3. The mask provides a way to equalize pressure and drain collected water.Many non-divers believe that the reason masks surround the nose and eyes is to prevent water from flowing out of the nose and do not require a nose clip. Mask design can certainly do this, but that's not the real reason for the nose contained in your mask-it's just a handy side effect. The real reason for having a mask covering your nose is that you can exhale into the mask space through the nose, adding air to balance the air pressure inside the mask to match the hydrostatic pressure of the water pushing the mask from the outside. If you can't do this, the mask will quickly develop\"squeezing\" and become uncomfortable as you go deeper. Also, if water enters and accumulates at the bottom of the mask, you will want to be able to remove it easily. With most masks, you simply breathe through your nose while tilting the mask slightly, so water is squeezed out of the flexible skirt at the bottom of the mask. Some masks have a one-way cleaning valve at the bottom of the mask; with these you don't even need to touch the mask to clear it. All you need to do is tilt your head so that the wash is at the lowest point of the mask, exhale through your nose and all the water is drained from the wash valve.

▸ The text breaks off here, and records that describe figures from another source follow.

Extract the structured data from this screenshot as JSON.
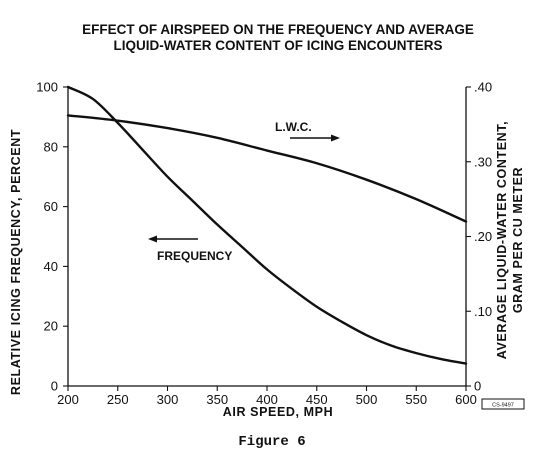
{
  "chart_data": {
    "type": "line",
    "title": "EFFECT OF AIRSPEED ON THE FREQUENCY AND AVERAGE LIQUID-WATER CONTENT OF ICING ENCOUNTERS",
    "title_lines": [
      "EFFECT OF AIRSPEED ON THE FREQUENCY AND AVERAGE",
      "LIQUID-WATER CONTENT OF ICING ENCOUNTERS"
    ],
    "xlabel": "AIR SPEED, MPH",
    "ylabel_left": "RELATIVE ICING FREQUENCY, PERCENT",
    "ylabel_right_lines": [
      "AVERAGE LIQUID-WATER CONTENT,",
      "GRAM PER CU METER"
    ],
    "xlim": [
      200,
      600
    ],
    "ylim_left": [
      0,
      100
    ],
    "ylim_right": [
      0,
      0.4
    ],
    "x_ticks": [
      "200",
      "250",
      "300",
      "350",
      "400",
      "450",
      "500",
      "550",
      "600"
    ],
    "y_left_ticks": [
      "0",
      "20",
      "40",
      "60",
      "80",
      "100"
    ],
    "y_right_ticks": [
      "0",
      ".10",
      ".20",
      ".30",
      ".40"
    ],
    "grid": false,
    "series": [
      {
        "name": "FREQUENCY",
        "axis": "left",
        "x": [
          200,
          225,
          250,
          275,
          300,
          325,
          350,
          375,
          400,
          425,
          450,
          475,
          500,
          525,
          550,
          575,
          600
        ],
        "y": [
          100,
          96,
          88,
          79,
          70,
          62,
          54,
          46.5,
          39,
          32.5,
          26.5,
          21.5,
          17,
          13.5,
          11,
          9,
          7.5
        ]
      },
      {
        "name": "L.W.C.",
        "axis": "right",
        "x": [
          200,
          250,
          300,
          350,
          400,
          450,
          500,
          550,
          600
        ],
        "y": [
          0.362,
          0.355,
          0.345,
          0.332,
          0.315,
          0.298,
          0.276,
          0.25,
          0.22
        ]
      }
    ],
    "annotations": {
      "lwc_label": "L.W.C.",
      "frequency_label": "FREQUENCY"
    },
    "figure_tag": "CS-9497"
  },
  "caption": "Figure 6"
}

All diving masks today are likely to do their main job-let you see, keep you balanced, and clean up easily. But unless it fits your face, no mask can do any of the three. Different brands and types of masks are more suitable for different face types. Your retail diving professional will experience which masks are good for things like narrow faces and which are best for people with protruding cheekbones or wider faces. In addition, some manufacturers offer the same basic mask models in different sizes to better fit individual faces.
The long-established method for checking the fit of a mask is to fix it on the face without using a strap. Simply inhale the nose, create low pressure in the mask, and then hold your breath to see if a mask will Close to your face. A mask that comes off immediately, or a mask that falls off within a few seconds, is a mask that leaks air on one of its edges. If the mask leaks, it also leaks water.

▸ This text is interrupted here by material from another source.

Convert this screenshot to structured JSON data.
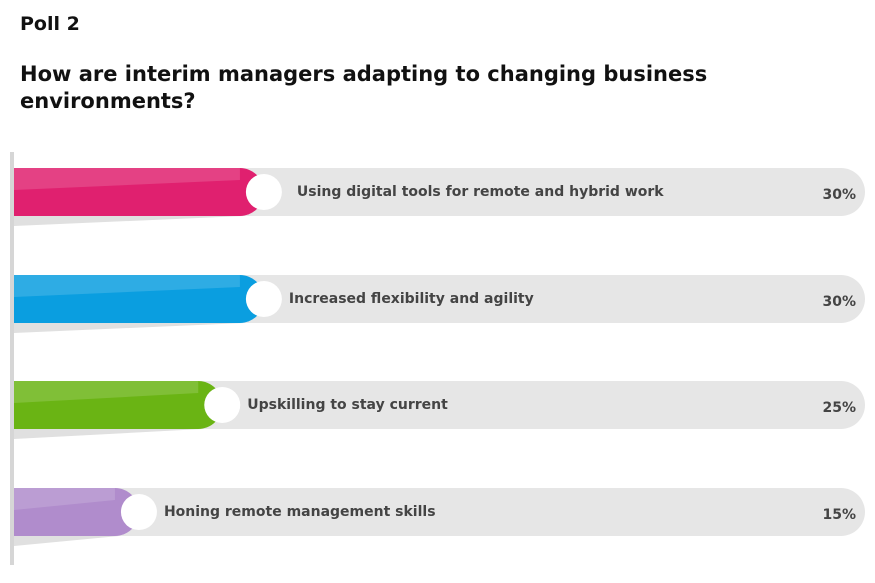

Once you find a variety of masks that can stay on your face, you can do a variety of other tests to see if your mask and face will form the perfect match. One is to gently apply the mask to your face and exhale through your nose. If the air leaves the mask in only one or two places, the mask seal may not be strong enough for your particular face. However, if the soft edges of the mask skirt flutter more or less evenly, then this is another sign that you are finding a good match.
However, the most important test is to have a knowledgeable person, such as a staff member at a local diving center, carefully check the way the mask is worn on the face. Not only will he or she look for a good seal; a knowledgeable professional will look for other nuances as well:
Is the eye naturally centered in the lens area? Does the skirt pass through the hairline or eyebrows, causing a potential leak?
If you are a man with a moustache, does this special mask skirt have enough sealing area on your beard to prevent you from being bothered by penetration?
Will this type of mask complement your main dive?